Dive Brief:
- The Clean Air Act took center stage at the D.C. Circuit Court this morning as judges considered statutory critiques to the Environmental Protection Agency's (EPA) Clean Power Plan, promulgated under the law to cut carbon emissions from the power sector.
- Petitioners argued that the EPA exceeded its authority under the Clean Air Act by effectively compelling owners of coal-fired power plants to make investments in renewable resources or retire their plants prematurely. The EPA can force generation owners to improve their plants, they argued, but not mandate investments in entirely new generation sources.
- Agency backers, including a group of power utilities, argued many coal plants will continue to operate under the rule, and that the "power shifting" from coal to gas and renewables envisioned under the rule is how the power sector would have complied with any carbon regulation.
Dive Insight:
It was difficult to say which side got the better of the first three-and-a-half hours of Clean Power Plan testimony at the D.C. Circuit this morning. The 10-judge panel proved quite active, with all but two judges questioning the testifying lawyers during the morning session.
In his opening statement, West Virginia Solicitor General Elbert Lin told the court that the CPP would dramatically transform the power sector of his state and the nation as a whole.
By deploying a "little used" provision of the Clean Air Act — Section 111(d) — Lin argued that the EPA is effectively compelling coal plant owners to either make investments in renewable energy or shut down prematurely. The CPP, he noted, sets target emission rates for fossil fuel generators, not allowing them to operate if they emit above those thresholds.

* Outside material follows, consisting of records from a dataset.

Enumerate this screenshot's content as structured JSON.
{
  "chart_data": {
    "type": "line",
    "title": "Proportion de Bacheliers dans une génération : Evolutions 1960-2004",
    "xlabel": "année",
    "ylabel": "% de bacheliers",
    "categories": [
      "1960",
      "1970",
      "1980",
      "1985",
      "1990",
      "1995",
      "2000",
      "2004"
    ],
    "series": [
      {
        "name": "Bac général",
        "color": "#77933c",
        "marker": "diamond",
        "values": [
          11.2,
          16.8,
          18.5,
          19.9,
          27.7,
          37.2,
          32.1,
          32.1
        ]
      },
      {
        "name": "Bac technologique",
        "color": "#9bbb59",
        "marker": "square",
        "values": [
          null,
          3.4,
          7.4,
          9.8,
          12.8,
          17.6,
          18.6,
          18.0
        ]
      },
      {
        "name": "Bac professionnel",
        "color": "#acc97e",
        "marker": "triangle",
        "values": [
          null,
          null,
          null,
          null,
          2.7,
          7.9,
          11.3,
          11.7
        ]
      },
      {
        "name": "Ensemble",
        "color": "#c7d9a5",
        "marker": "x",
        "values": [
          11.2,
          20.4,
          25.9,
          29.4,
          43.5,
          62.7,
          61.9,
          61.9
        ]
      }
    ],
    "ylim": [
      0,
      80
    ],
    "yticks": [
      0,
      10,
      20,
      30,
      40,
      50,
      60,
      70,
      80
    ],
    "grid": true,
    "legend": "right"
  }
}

Those standards, Lin and other petitioners argued, are "impossible" for existing coal plants to meet, meaning if they want to stay open, plant owners need to purchase emissions credits to offset their carbon pollution. This effectively mandates coal plant owners to subsidize their competitors or shut down, the petitioners argued.

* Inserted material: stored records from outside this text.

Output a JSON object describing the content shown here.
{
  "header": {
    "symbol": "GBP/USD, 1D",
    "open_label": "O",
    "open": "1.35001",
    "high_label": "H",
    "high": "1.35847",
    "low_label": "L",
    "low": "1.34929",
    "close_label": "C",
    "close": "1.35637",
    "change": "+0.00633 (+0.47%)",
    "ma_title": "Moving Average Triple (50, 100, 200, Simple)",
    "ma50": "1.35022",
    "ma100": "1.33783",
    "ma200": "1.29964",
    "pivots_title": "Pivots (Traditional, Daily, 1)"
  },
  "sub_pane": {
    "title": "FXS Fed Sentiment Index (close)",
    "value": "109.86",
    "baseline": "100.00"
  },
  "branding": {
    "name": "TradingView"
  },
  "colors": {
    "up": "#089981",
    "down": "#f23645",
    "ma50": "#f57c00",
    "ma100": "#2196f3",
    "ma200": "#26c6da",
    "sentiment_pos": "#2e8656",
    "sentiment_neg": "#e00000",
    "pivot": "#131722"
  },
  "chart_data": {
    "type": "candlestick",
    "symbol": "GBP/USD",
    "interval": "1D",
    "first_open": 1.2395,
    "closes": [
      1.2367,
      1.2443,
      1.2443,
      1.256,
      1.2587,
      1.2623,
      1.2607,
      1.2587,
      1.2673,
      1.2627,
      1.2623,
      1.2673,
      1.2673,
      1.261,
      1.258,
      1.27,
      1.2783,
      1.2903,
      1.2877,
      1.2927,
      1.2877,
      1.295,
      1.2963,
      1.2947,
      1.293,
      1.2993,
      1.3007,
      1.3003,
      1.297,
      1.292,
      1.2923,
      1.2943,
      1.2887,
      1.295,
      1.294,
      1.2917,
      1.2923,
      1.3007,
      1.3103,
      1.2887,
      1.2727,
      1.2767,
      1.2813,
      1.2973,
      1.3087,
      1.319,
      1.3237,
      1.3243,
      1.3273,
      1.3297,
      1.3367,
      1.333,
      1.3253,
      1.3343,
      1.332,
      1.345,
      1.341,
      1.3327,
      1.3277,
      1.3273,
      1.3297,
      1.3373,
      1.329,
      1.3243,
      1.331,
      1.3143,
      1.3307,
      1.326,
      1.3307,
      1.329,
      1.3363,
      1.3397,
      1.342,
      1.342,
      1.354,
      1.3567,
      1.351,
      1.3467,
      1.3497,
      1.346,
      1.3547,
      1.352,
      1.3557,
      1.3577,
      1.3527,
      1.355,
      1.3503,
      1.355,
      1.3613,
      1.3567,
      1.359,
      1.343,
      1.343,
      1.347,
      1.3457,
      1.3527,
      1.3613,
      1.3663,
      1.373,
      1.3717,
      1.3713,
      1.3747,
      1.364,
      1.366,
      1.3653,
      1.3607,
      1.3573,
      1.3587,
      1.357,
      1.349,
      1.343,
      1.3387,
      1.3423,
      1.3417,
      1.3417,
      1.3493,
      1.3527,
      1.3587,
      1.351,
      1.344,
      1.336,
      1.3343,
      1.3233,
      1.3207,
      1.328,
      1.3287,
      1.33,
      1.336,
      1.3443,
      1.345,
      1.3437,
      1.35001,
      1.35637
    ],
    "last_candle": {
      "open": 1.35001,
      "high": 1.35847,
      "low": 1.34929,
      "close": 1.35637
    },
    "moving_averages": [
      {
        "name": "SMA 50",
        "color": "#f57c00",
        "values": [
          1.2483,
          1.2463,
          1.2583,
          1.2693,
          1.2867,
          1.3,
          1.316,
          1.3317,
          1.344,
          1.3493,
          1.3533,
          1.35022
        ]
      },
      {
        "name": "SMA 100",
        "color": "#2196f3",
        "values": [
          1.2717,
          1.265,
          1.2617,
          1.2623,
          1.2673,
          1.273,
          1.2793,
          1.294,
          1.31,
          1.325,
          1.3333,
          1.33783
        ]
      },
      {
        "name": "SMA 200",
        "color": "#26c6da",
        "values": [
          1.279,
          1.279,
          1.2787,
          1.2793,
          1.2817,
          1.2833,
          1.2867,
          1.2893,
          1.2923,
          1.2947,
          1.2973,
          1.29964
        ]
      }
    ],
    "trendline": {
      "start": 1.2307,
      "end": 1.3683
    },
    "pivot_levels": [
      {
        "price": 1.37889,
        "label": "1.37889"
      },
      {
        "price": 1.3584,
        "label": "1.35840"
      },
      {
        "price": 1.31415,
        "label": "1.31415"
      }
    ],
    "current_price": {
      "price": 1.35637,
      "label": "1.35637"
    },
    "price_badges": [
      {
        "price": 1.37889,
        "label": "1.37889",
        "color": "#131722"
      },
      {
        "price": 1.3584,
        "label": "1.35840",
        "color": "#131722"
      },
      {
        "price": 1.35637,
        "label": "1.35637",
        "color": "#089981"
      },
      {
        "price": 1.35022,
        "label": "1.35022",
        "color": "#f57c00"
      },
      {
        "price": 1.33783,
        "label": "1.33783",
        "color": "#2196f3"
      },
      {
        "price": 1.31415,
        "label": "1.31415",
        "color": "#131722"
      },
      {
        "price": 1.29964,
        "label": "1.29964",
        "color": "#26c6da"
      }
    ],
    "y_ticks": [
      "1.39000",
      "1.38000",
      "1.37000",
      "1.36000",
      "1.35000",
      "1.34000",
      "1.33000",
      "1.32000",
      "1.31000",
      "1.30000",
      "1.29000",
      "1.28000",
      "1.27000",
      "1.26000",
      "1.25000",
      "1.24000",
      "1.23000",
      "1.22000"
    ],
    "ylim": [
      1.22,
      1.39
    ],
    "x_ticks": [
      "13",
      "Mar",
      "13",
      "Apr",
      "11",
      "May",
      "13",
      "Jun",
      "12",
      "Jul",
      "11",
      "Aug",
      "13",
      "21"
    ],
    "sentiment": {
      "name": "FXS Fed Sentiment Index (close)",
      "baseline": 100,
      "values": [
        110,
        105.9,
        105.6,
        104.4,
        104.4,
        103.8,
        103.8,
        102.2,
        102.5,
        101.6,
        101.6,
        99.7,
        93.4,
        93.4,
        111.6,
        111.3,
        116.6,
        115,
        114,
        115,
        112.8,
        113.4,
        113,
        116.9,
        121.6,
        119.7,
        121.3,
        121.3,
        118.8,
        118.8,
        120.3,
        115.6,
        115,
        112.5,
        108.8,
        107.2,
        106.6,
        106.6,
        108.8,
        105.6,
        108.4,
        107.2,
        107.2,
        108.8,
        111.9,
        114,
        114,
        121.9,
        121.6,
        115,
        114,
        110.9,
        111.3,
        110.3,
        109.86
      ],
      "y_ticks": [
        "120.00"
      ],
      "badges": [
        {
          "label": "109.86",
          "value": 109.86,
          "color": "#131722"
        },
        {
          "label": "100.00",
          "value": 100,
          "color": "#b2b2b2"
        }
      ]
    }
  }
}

That sort of "generation shifting," is outside of the EPA's authority, petitioners said. While the Clean Air Act allows EPA to mandate performance improvements at individual power plants, they argue it does not allow them to mandate plant owners invest in different generation resources — wind and solar in this case — to offset pollution rates.
But to the EPA and many in the power sector, this type of regulation is already commonplace.

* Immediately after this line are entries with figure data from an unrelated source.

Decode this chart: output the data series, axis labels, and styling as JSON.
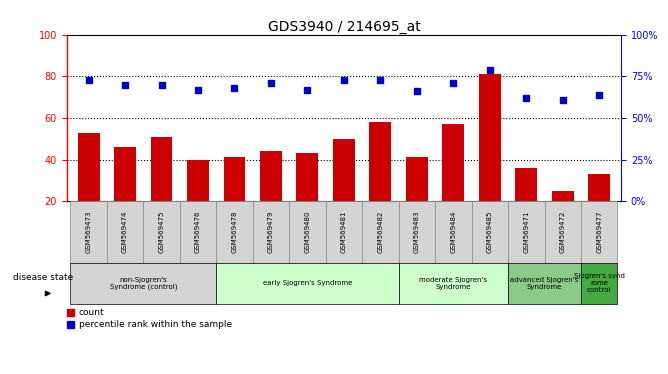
{
  "title": "GDS3940 / 214695_at",
  "samples": [
    "GSM569473",
    "GSM569474",
    "GSM569475",
    "GSM569476",
    "GSM569478",
    "GSM569479",
    "GSM569480",
    "GSM569481",
    "GSM569482",
    "GSM569483",
    "GSM569484",
    "GSM569485",
    "GSM569471",
    "GSM569472",
    "GSM569477"
  ],
  "count_values": [
    53,
    46,
    51,
    40,
    41,
    44,
    43,
    50,
    58,
    41,
    57,
    81,
    36,
    25,
    33
  ],
  "percentile_values": [
    73,
    70,
    70,
    67,
    68,
    71,
    67,
    73,
    73,
    66,
    71,
    79,
    62,
    61,
    64
  ],
  "bar_color": "#cc0000",
  "dot_color": "#0000cc",
  "ylim_left": [
    20,
    100
  ],
  "ylim_right": [
    0,
    100
  ],
  "yticks_left": [
    20,
    40,
    60,
    80,
    100
  ],
  "yticks_right": [
    0,
    25,
    50,
    75,
    100
  ],
  "bar_width": 0.6,
  "legend_count_label": "count",
  "legend_percentile_label": "percentile rank within the sample",
  "disease_state_label": "disease state",
  "group_specs": [
    {
      "label": "non-Sjogren's\nSyndrome (control)",
      "indices": [
        0,
        1,
        2,
        3
      ],
      "color": "#d4d4d4"
    },
    {
      "label": "early Sjogren's Syndrome",
      "indices": [
        4,
        5,
        6,
        7,
        8
      ],
      "color": "#ccffcc"
    },
    {
      "label": "moderate Sjogren's\nSyndrome",
      "indices": [
        9,
        10,
        11
      ],
      "color": "#ccffcc"
    },
    {
      "label": "advanced Sjogren's\nSyndrome",
      "indices": [
        12,
        13
      ],
      "color": "#88cc88"
    },
    {
      "label": "Sjogren's synd\nrome\ncontrol",
      "indices": [
        14
      ],
      "color": "#44aa44"
    }
  ],
  "sample_box_color": "#d4d4d4",
  "sample_box_edge": "#888888"
}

"Generation shifting is business as usual for the power sector," Kevin Poloncarz, a lawyer representing power company intervenors, told the judges. In fact, he said his utility clients expressly asked for the EPA to construct the regulation this way, since emissions trading would beget the cheapest pollution abatement, especially compared with the alternative of setting emissions caps for each individual generator.
"Ultimately, this is how the power sector would comply regardless," Poloncarz told the judges.
Though the EPA has not used Section 111(d) in exactly this manner before, agency lawyers said they are well within the Clean Air Act's limits.
The law compels the agency to devise the "best system of emission reductions" (BSER) for any given pollutant, EPA lawyers noted, and that's what the agency did after the Supreme Court ruled in 2007 (Massachusetts v. EPA) that the EPA must regulate carbon under the act.
Whether that interpretation holds up for the judges remains to be seen. During the hearing, judges weighed the prospect of deferring to the EPA on the construction of the rule, or deciding that the CPP is such an important regulatory scheme that their intervention is justified.
"I feel somewhat betwixt and between," Judge Patricia Millet, an Obama appointee, said during the hearing. On one side, Mass v. EPA shows that the Supreme Court was aware of Congressional inaction and wanted the EPA to regulate carbon. That would push for deference.
But at the same time, she said, the impacts of the case could be so immense — and the EPA's regulatory scheme so novel — that a "clear statement" might be necessary from Congress to authorize the agency to alter its Clean Air Act interpretation.
How the judges view those issues of statutory interpretation are likely to weigh on the final outcome. This afternoon, the judges will explore Constitutional issues and questions of the record in the case.